Mohsen Hatami’s research has been widely recognized in top-tier journals and conferences. Some of his key publications include:

  1. Hatami, M., Nasab, M. A., Chen, Y., Mohammadi, J., Ardiles-Cruz, E., & Blasch, E. (2024). ELOCESS: An ESS Management Framework for Improved Smart Grid Stability and Flexibility. IEEE Transactions on Consumer Electronics.

  2. Hatami, M., Qu, Q., Chen, Y., Kholidy, H., Blasch, E., & Ardiles-Cruz, E. (2024). A Survey of the Real-Time Metaverse: Challenges and Opportunities. Future Internet, 16(10), 379.

  3. Hatami, M., Nasab, M. A., Zand, M., Padmanaban, S. (2024). Demand Side Management Programs in Smart Grid Through Cloud Computing. Renewable Energy Focus, 51, 100639.

  4. Hatami, M., Khan, M., Zhao, W., Chen, Y. (2024). A Novel Trusted Hardware-Based Scalable Security Framework for IoT Edge Devices. Discover Internet of Things, 4(1), 4.

  5. Hatami, M., Qu, Q., Chen, Y., Mohammadi, J., Blasch, E., Ardiles-Cruz, E. (2024). ANCHOR-Grid: Authenticating Smart Grid Digital Twins Using Real World Anchors.

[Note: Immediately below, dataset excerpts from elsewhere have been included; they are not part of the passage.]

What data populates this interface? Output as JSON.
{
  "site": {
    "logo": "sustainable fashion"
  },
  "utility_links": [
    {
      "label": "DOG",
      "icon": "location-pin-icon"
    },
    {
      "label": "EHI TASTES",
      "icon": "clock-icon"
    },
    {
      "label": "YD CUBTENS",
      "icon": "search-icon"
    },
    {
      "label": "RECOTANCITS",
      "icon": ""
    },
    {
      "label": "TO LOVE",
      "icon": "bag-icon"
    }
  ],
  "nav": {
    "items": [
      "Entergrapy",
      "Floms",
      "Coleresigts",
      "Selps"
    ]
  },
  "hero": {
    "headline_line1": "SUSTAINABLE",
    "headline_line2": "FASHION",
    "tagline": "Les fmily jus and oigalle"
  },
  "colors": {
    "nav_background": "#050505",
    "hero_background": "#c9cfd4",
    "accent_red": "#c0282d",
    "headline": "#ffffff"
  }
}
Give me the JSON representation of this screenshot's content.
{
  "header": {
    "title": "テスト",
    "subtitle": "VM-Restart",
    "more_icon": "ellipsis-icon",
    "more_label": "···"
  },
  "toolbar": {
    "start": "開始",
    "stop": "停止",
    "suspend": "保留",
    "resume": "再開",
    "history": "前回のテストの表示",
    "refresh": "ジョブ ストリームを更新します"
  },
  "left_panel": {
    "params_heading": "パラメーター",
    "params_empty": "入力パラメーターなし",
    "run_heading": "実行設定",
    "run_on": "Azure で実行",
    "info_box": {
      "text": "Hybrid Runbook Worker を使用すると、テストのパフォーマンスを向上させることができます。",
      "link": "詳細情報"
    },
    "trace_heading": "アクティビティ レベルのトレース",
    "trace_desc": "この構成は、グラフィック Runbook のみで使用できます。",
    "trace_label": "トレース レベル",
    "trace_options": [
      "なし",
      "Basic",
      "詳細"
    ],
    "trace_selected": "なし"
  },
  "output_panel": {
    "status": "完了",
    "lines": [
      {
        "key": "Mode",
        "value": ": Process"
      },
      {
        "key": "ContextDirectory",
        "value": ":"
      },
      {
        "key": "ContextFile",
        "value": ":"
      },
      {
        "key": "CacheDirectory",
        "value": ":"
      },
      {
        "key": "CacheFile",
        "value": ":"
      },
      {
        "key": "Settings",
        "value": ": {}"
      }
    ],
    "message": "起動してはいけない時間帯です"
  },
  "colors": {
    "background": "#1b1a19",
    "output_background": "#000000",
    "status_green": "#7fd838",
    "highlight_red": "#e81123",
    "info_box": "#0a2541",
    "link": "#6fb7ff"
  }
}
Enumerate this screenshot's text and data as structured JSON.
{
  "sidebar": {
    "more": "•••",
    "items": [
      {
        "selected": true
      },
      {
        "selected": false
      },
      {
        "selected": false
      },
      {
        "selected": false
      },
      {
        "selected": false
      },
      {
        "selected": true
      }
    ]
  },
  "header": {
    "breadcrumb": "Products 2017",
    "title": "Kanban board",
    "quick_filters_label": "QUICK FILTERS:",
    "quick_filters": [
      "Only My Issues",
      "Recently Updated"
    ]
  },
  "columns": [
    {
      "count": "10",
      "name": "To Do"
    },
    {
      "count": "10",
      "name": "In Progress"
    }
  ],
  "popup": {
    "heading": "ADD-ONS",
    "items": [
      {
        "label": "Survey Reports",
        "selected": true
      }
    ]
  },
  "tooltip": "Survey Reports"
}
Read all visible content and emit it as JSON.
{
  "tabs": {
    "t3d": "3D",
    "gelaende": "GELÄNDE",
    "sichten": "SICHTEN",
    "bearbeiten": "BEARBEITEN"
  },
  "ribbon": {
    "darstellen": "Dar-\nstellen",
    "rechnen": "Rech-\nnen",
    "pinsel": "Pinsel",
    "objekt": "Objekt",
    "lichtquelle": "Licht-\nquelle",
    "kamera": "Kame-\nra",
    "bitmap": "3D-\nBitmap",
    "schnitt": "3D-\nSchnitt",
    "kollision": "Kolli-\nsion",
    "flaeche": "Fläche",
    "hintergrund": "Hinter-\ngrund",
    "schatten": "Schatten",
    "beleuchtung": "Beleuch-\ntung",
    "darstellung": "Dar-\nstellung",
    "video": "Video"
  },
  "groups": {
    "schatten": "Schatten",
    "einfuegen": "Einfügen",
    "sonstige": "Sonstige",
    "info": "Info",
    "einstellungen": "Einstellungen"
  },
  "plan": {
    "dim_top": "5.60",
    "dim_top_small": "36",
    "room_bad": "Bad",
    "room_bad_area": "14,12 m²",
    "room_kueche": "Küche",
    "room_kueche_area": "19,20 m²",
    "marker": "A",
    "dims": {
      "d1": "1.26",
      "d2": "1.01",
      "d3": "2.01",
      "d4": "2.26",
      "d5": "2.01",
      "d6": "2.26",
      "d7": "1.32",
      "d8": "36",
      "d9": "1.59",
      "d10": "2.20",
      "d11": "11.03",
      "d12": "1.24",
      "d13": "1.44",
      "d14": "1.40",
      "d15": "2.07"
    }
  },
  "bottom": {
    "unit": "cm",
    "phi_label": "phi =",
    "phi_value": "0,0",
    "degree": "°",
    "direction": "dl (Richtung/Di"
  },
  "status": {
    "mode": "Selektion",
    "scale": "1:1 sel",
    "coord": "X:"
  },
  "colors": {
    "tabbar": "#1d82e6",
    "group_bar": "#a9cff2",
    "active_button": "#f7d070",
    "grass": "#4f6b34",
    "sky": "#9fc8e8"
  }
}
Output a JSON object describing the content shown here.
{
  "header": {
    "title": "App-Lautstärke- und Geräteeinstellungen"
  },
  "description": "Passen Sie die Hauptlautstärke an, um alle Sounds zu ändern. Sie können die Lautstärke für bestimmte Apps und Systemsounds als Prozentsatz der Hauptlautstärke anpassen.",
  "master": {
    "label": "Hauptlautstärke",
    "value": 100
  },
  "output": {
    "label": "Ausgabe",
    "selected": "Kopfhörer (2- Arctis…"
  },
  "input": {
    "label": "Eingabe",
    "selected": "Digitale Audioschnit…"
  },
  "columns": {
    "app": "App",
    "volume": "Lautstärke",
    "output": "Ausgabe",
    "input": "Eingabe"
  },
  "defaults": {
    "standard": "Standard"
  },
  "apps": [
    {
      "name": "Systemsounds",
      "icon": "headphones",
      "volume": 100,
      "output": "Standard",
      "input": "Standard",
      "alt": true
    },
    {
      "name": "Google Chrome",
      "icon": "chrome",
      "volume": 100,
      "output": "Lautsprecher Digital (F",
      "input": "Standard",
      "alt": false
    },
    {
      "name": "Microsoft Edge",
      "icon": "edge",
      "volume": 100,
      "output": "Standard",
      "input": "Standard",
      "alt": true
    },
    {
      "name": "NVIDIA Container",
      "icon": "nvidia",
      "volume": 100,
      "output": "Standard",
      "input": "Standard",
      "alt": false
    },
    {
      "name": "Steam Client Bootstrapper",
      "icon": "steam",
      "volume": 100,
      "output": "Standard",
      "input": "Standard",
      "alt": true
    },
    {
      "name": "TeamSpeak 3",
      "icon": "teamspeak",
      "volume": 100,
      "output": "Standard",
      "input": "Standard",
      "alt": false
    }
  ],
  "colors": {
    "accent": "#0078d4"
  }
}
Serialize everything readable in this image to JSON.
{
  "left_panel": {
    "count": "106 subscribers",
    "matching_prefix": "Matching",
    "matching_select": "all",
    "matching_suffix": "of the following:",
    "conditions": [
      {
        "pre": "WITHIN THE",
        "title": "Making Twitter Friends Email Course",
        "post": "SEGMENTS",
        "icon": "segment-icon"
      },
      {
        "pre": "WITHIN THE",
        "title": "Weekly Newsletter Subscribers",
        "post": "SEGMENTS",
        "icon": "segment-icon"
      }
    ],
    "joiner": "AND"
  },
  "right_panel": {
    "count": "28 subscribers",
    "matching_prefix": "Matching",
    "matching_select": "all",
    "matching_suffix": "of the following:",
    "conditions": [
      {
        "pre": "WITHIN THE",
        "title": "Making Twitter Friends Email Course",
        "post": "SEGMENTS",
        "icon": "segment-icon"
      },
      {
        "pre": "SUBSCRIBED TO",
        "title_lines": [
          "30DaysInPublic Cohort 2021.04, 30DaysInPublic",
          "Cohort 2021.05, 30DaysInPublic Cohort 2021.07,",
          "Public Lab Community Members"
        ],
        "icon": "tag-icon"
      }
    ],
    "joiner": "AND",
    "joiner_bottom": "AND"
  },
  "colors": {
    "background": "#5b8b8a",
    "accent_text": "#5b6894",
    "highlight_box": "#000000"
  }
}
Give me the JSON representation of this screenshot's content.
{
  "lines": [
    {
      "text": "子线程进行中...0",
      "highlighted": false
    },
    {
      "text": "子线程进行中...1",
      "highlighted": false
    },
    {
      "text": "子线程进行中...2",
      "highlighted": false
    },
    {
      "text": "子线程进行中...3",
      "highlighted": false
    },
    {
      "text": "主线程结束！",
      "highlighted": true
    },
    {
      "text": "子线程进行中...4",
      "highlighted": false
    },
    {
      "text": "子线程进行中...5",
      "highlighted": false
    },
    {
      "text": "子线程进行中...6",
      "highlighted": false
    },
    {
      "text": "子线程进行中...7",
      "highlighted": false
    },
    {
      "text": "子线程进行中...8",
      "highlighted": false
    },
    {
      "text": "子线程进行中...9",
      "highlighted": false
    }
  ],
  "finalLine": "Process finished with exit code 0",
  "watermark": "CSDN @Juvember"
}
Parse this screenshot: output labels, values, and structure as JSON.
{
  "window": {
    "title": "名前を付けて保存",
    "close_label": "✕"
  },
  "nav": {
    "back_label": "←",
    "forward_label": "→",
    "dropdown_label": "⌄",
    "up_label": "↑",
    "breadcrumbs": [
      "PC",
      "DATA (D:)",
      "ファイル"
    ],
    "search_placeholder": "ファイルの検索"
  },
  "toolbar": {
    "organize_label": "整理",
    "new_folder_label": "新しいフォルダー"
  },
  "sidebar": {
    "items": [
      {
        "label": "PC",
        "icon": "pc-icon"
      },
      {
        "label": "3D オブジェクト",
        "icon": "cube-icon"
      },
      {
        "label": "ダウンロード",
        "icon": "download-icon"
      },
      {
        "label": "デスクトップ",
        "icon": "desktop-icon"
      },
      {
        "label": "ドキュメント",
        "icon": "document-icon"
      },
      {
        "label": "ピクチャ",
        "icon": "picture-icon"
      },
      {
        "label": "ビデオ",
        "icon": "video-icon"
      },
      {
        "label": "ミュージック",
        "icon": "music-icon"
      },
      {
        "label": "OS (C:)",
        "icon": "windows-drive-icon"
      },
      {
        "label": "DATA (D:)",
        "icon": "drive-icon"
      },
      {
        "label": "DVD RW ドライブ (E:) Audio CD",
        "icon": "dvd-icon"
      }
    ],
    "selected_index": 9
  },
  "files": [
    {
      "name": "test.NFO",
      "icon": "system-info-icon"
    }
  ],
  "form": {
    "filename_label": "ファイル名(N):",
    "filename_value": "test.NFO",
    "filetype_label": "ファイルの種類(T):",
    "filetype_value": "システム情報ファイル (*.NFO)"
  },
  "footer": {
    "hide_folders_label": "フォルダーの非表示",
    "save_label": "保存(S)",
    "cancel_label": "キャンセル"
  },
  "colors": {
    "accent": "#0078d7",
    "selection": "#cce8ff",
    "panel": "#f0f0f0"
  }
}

  6. Hatami, M., Qu, Q., Xu, R., Nagothu, D., Chen, Y., Li, X., Blasch, E., Ardiles-Cruz, E. (2024). The Microverse: A Task-Oriented Edge-Scale Metaverse. Future Internet, 16(2), 60.

  7. Hatami, M., Nikoufard, M. (2018). Analysis of Ultra-Compact TE to TM Polarization Rotator in InGaAsP and SOI Technologies. Optik-International Journal for Light and Electron Optics, 153, 9-15.

Conclusion:

Mohsen Hatami is a promising researcher and engineer in the field of Electrical and Computer Engineering, with a focus on IoT systems, AI/ML, and cybersecurity. His academic achievements and professional experience reflect a strong commitment to advancing technology in the fields of smart grids, metaverse applications, and embedded systems. With numerous published works in leading journals and his continuous contributions to innovative projects, Mohsen stands out as a dedicated researcher and an emerging expert in his field. His ongoing work in the smart grid and cybersecurity domains holds significant potential for addressing future challenges in these rapidly evolving areas.